Differentiator Table
| Toxin / organism | Molecular target | Mechanism | Clinical syndrome |
|---|---|---|---|
| Cholera toxin (V. cholerae) | Gs protein in gut enterocyte | ADP-ribosylates Gs → ↑↑ cAMP | Rice-water diarrhea, severe dehydration |
| LT (ETEC E. coli) | Gs (gut) | ↑ cAMP (same as cholera) | Watery traveler's diarrhea |
| ST (ETEC) | Guanylyl cyclase | ↑ cGMP | Watery diarrhea |
| Diphtheria toxin | EF-2 (elongation factor) | ADP-ribosylates EF-2 → halts protein synthesis | Pseudomembranous pharyngitis, myocarditis |
| Tetanospasmin (C. tetani) | SNAREs in inhibitory spinal interneurons | Blocks GABA / glycine release | SPASTIC paralysis (lockjaw, opisthotonos) |
| Botulinum toxin (C. botulinum) | SNAREs at presynaptic cholinergic terminal | Blocks ACh release at NMJ | FLACCID descending paralysis |
| C. difficile toxin A / B | Colonic epithelial cells | Disrupts cytoskeleton → epithelial injury | Pseudomembranous colitis after antibiotics |
| TSST-1 (S. aureus) | MHC II + TCR | Superantigen → cytokine storm | Toxic shock syndrome |
| Streptolysin O (S. pyogenes) | Cell membranes | Pore-former; antigenic (ASO titer) | Rheumatic fever follow-up marker |
| Erythrogenic toxin (S. pyogenes) | Endothelium | Toxin-mediated rash | Scarlet fever |
| Anthrax toxin (B. anthracis) | Lethal factor (MAPKK), edema factor (adenylate cyclase) | Tissue necrosis + edema | Cutaneous anthrax (eschar), inhalational anthrax |
The Pivot
Pattern-match the syndrome to the toxin:
- Watery massive diarrhea → cholera toxin (or ETEC LT) → cAMP up.

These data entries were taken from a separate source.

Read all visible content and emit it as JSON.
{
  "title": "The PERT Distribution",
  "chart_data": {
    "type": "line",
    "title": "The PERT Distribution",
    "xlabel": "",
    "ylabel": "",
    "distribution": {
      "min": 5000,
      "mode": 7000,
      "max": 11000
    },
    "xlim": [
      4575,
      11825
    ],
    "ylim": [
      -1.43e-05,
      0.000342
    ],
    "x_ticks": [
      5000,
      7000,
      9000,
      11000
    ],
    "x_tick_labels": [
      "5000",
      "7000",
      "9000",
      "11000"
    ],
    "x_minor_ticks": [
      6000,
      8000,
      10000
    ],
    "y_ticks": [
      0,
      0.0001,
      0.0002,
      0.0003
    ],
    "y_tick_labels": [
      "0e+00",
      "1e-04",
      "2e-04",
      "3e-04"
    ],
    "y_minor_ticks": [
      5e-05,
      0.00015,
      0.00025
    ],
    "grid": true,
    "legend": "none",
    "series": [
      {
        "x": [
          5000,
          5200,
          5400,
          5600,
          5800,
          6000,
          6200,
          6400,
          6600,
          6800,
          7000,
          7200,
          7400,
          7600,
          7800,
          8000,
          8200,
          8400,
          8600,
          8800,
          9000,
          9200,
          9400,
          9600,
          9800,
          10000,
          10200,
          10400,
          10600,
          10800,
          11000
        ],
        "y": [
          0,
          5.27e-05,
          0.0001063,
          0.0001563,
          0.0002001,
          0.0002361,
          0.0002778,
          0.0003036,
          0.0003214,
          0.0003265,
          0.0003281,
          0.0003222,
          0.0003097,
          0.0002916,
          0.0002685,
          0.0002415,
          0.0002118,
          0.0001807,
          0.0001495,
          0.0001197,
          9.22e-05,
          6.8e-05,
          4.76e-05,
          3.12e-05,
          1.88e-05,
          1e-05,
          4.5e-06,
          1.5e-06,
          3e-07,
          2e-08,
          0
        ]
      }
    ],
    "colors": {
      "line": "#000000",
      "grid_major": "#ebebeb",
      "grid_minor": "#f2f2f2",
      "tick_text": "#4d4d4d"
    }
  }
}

- Pseudomembrane in throat + cardiac + neuro → diphtheria toxin → EF-2 halted.
- Spastic paralysis (lockjaw, opisthotonos) → tetanospasmin → inhibitory interneuron SNAREs cleaved.

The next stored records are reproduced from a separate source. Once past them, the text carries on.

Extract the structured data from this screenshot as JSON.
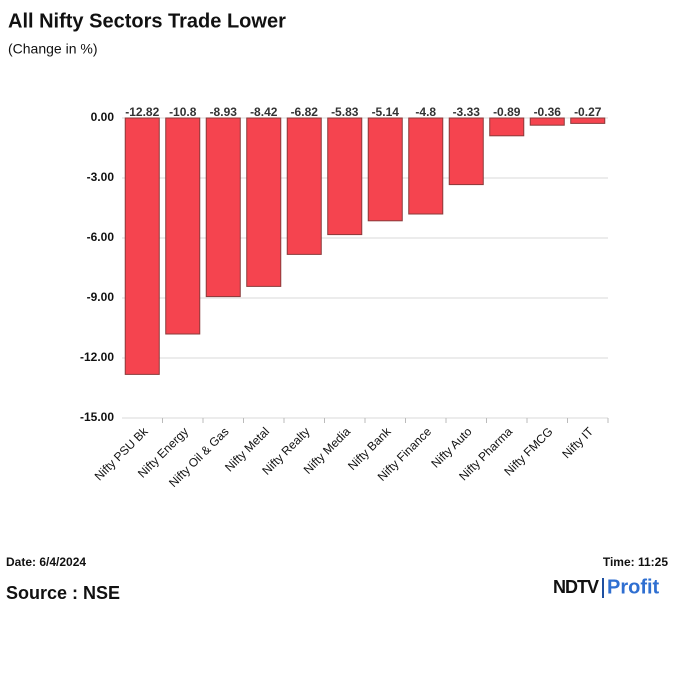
{
  "chart_data": {
    "type": "bar",
    "title": "All Nifty Sectors Trade Lower",
    "subtitle": "(Change in %)",
    "categories": [
      "Nifty PSU Bk",
      "Nifty Energy",
      "Nifty Oil & Gas",
      "Nifty Metal",
      "Nifty Realty",
      "Nifty Media",
      "Nifty Bank",
      "Nifty Finance",
      "Nifty Auto",
      "Nifty Pharma",
      "Nifty FMCG",
      "Nifty IT"
    ],
    "values": [
      -12.82,
      -10.8,
      -8.93,
      -8.42,
      -6.82,
      -5.83,
      -5.14,
      -4.8,
      -3.33,
      -0.89,
      -0.36,
      -0.27
    ],
    "color": "#f5444f",
    "ylim": [
      -15,
      0
    ],
    "yticks": [
      {
        "value": 0,
        "label": "0.00"
      },
      {
        "value": -3,
        "label": "-3.00"
      },
      {
        "value": -6,
        "label": "-6.00"
      },
      {
        "value": -9,
        "label": "-9.00"
      },
      {
        "value": -12,
        "label": "-12.00"
      },
      {
        "value": -15,
        "label": "-15.00"
      }
    ],
    "grid": true
  },
  "footer": {
    "date": "Date: 6/4/2024",
    "time": "Time: 11:25",
    "source": "Source : NSE",
    "logo_left": "NDTV",
    "logo_right": "Profit"
  }
}
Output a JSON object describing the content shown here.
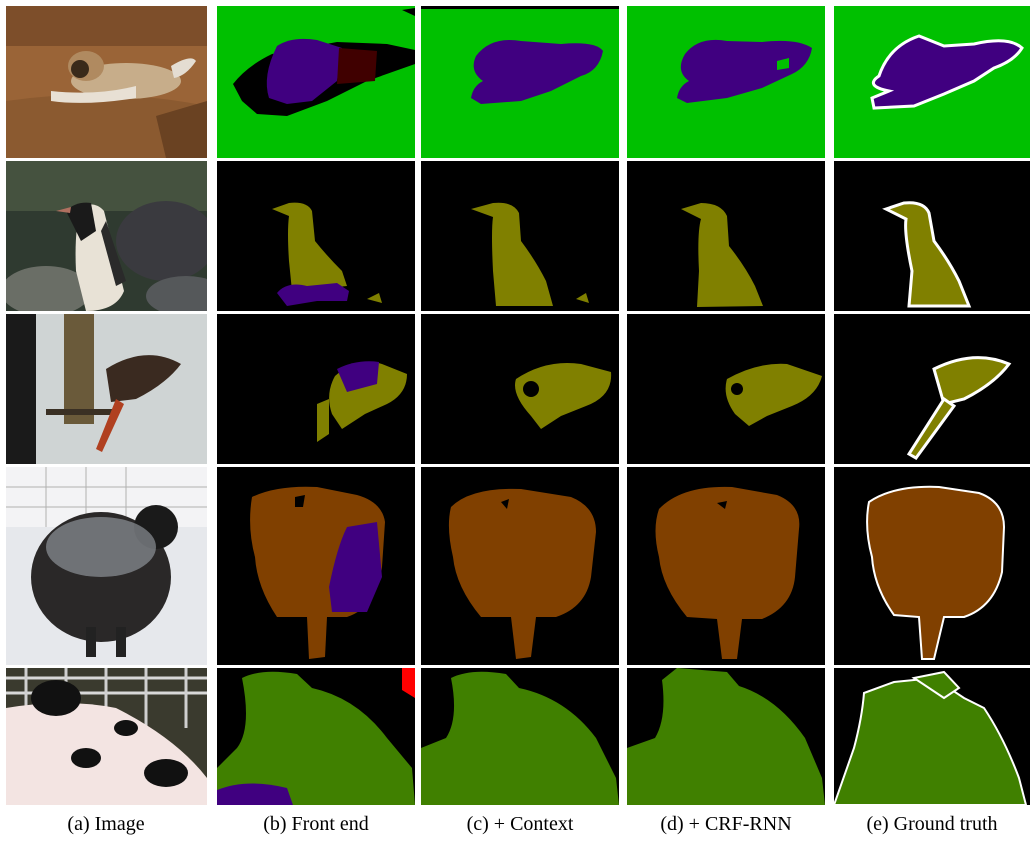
{
  "captions": {
    "a": "(a) Image",
    "b": "(b) Front end",
    "c": "(c) + Context",
    "d": "(d) + CRF-RNN",
    "e": "(e) Ground truth"
  },
  "label_colors": {
    "background_pascal": "#000000",
    "sofa_green": "#00c000",
    "dog_purple": "#400080",
    "cat_maroon": "#400000",
    "bird_olive": "#808000",
    "sheep_brown": "#804000",
    "cow_green": "#408000",
    "person_red": "#ff0000",
    "boundary_white": "#ffffff"
  },
  "rows": [
    {
      "subject": "dog on sofa"
    },
    {
      "subject": "penguin"
    },
    {
      "subject": "bird at feeder"
    },
    {
      "subject": "sheep in snow"
    },
    {
      "subject": "cow"
    }
  ]
}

- Flaccid descending paralysis → botulinum toxin → presynaptic ACh blocked.
- Pseudomembranous colitis after antibiotics → C. difficile toxins A/B.

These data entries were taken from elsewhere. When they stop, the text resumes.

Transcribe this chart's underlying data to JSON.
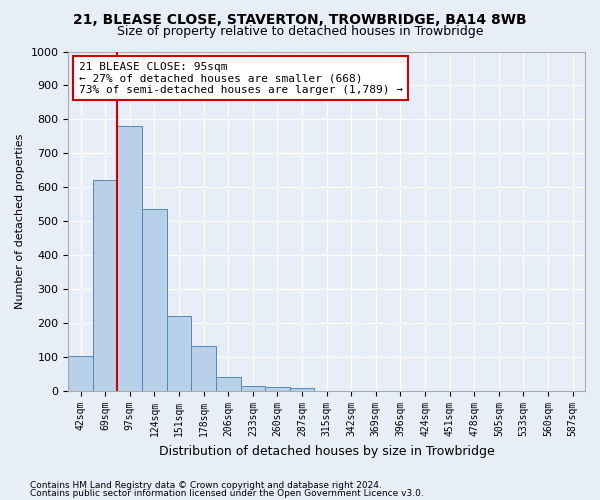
{
  "title1": "21, BLEASE CLOSE, STAVERTON, TROWBRIDGE, BA14 8WB",
  "title2": "Size of property relative to detached houses in Trowbridge",
  "xlabel": "Distribution of detached houses by size in Trowbridge",
  "ylabel": "Number of detached properties",
  "categories": [
    "42sqm",
    "69sqm",
    "97sqm",
    "124sqm",
    "151sqm",
    "178sqm",
    "206sqm",
    "233sqm",
    "260sqm",
    "287sqm",
    "315sqm",
    "342sqm",
    "369sqm",
    "396sqm",
    "424sqm",
    "451sqm",
    "478sqm",
    "505sqm",
    "533sqm",
    "560sqm",
    "587sqm"
  ],
  "values": [
    103,
    622,
    782,
    535,
    220,
    132,
    42,
    15,
    12,
    10,
    0,
    0,
    0,
    0,
    0,
    0,
    0,
    0,
    0,
    0,
    0
  ],
  "bar_color": "#b8d0e8",
  "bar_edge_color": "#5588bb",
  "vline_color": "#cc0000",
  "annotation_text": "21 BLEASE CLOSE: 95sqm\n← 27% of detached houses are smaller (668)\n73% of semi-detached houses are larger (1,789) →",
  "annotation_box_color": "#ffffff",
  "annotation_box_edge": "#cc0000",
  "ylim": [
    0,
    1000
  ],
  "yticks": [
    0,
    100,
    200,
    300,
    400,
    500,
    600,
    700,
    800,
    900,
    1000
  ],
  "footer1": "Contains HM Land Registry data © Crown copyright and database right 2024.",
  "footer2": "Contains public sector information licensed under the Open Government Licence v3.0.",
  "bg_color": "#e8eef7",
  "grid_color": "#ffffff",
  "title1_fontsize": 10,
  "title2_fontsize": 9
}
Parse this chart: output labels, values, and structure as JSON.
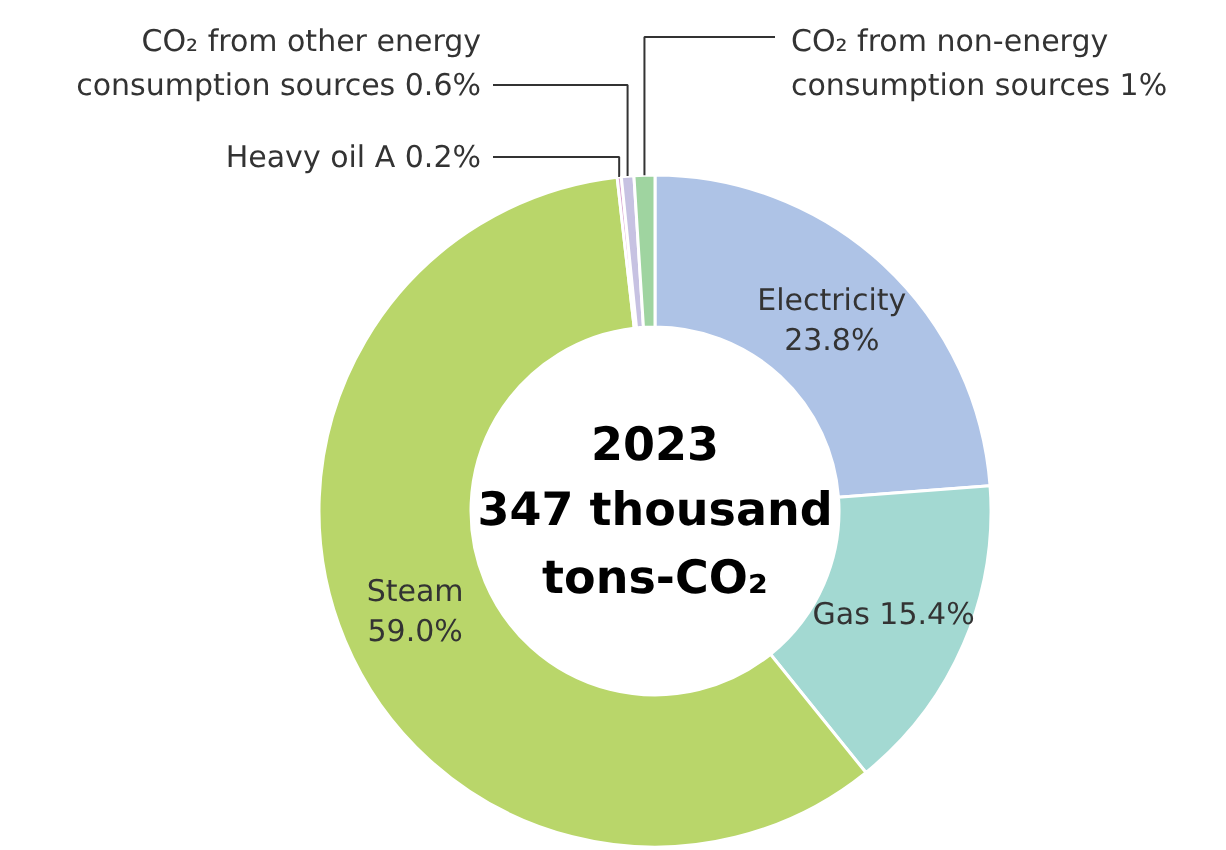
{
  "chart_data": {
    "type": "donut",
    "title": "2023\n347 thousand\ntons-CO₂",
    "categories": [
      "Electricity",
      "Gas",
      "Steam",
      "Heavy oil A",
      "CO₂ from other energy consumption sources",
      "CO₂ from non-energy consumption sources"
    ],
    "values": [
      23.8,
      15.4,
      59.0,
      0.2,
      0.6,
      1
    ],
    "value_labels": [
      "23.8%",
      "15.4%",
      "59.0%",
      "0.2%",
      "0.6%",
      "1%"
    ],
    "colors": [
      "#aec3e6",
      "#a3d9d2",
      "#b9d66a",
      "#d9a3d0",
      "#c7c2e2",
      "#9fd4a0"
    ]
  }
}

- Fever + rash + hypotension + tampon or wound → TSST-1 superantigen.
NBME-Style Stem
A previously healthy 24-year-old man develops symmetric descending weakness 18 hours after eating home-canned green beans. He has bilateral ptosis, diplopia, dysphagia, and dry mouth. Strength is decreased in proximal upper extremities and progressing to lower extremities. Sensation is intact. Which of the following best describes the mechanism of his disease?
Concept Anchor
Each exotoxin hijacks one specific signal — cholera locks Gs, diphtheria stops protein synthesis, tetanus cleaves inhibitory SNAREs, botulinum cleaves motor SNAREs, C. difficile poisons the colon, TSST-1 jams MHC/TCR. The syndrome you see is the molecular target you can name.